DVD - Image A Sound A Extras B
BD - Image A- Sound A Extras B
starring Farley Granger, Ruth Roman, Robert Walker, Leo G. Carroll
screenplay by Raymond Chandler and Czenzi Ormonde, based on the novel by Patricia Highsmith
directed by Alfred Hitchcock
by Walter Chaw SPOILER WARNING IN EFFECT. Alfred Hitchcock's queerest film (Rope notwithstanding) and proof positive of the director's knack for casting men of ambiguous sexual mooring in roles that cannily exploit it, Strangers on a Train, shot in vibrant contrasts by the great Robert Burks, is best read as a dark comedy--a noir in the most perverse sense of the term. Find in it the finest performance by troubled Robert Walker, tormented to his grave by David O. Selznick's infatuation with and eventual theft of wife Jennifer Jones and committed, not long after Strangers on a Train finished shooting, to a mental institution, where he was the victim of an accidentally-lethal dose of sedative.
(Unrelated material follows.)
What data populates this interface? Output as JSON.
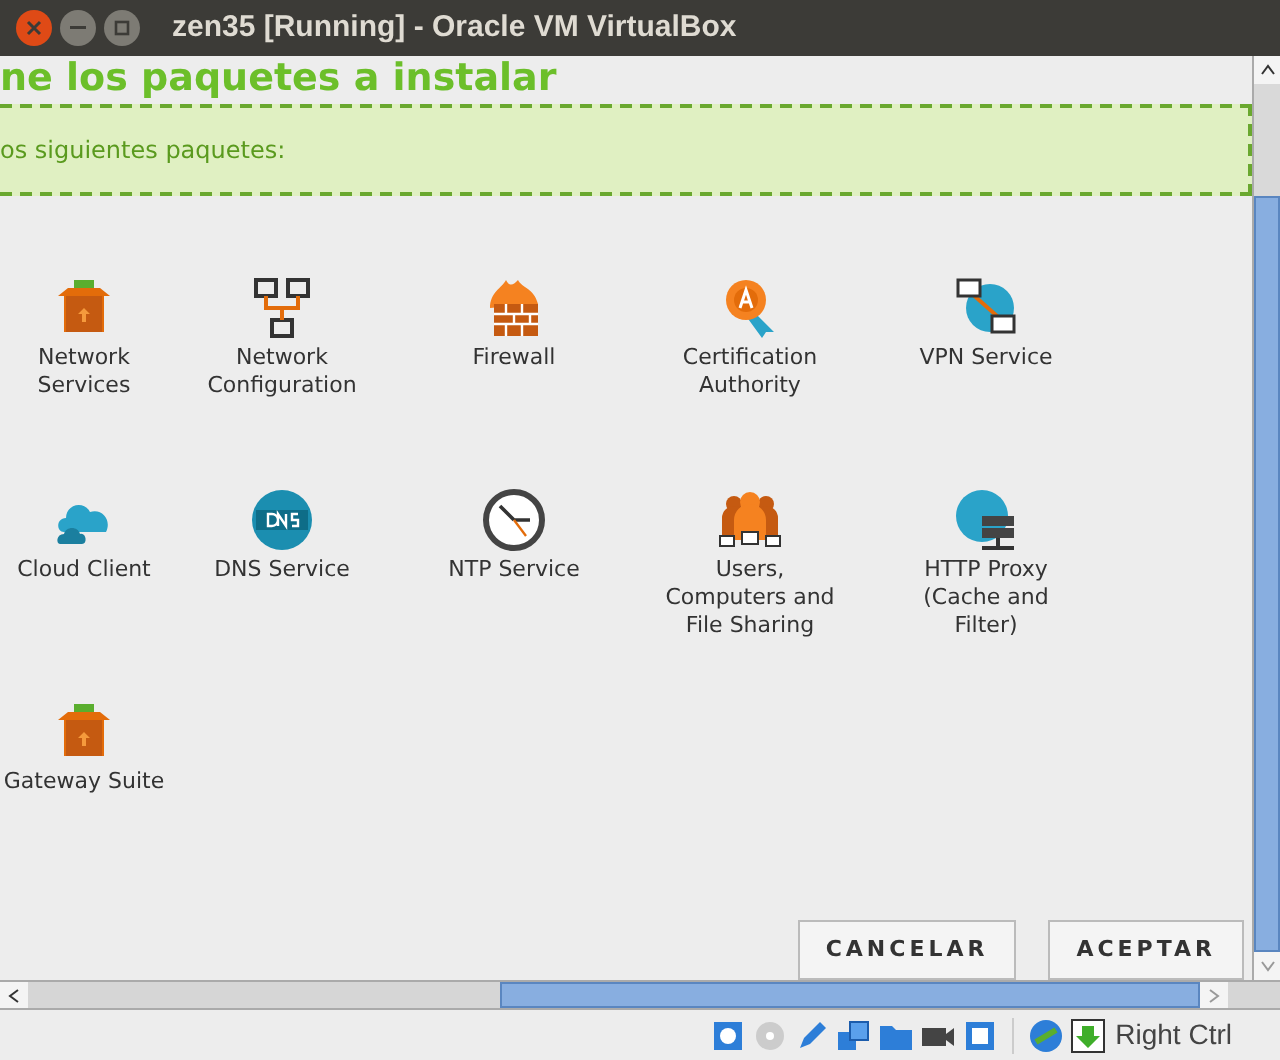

Playing a character named after the kidnapper and murderer of the Lindbergh baby, Walker is Bruno, a spatted dandy who bumps shoes with hero Guy (Farley Granger--the "girl" in the Rope dyad) on a train and ostensibly hatches a plan with the pliant tennis star to "criss-cross" murders (trade assassinations, as it were), freeing each of them from the burden of blood motive. Bruno wants his father dead; Guy, involved in a very public affair with the senator's daughter Anne (Ruth Roman) but shackled to loathsome Miriam (Kasey Rogers), would benefit from Miriam's timely demise. So when Miriam turns up dead by Bruno's hand, Guy is trapped by circumstance into either murdering Bruno's dad or going to the police and implicating himself and his lover in a conspiracy.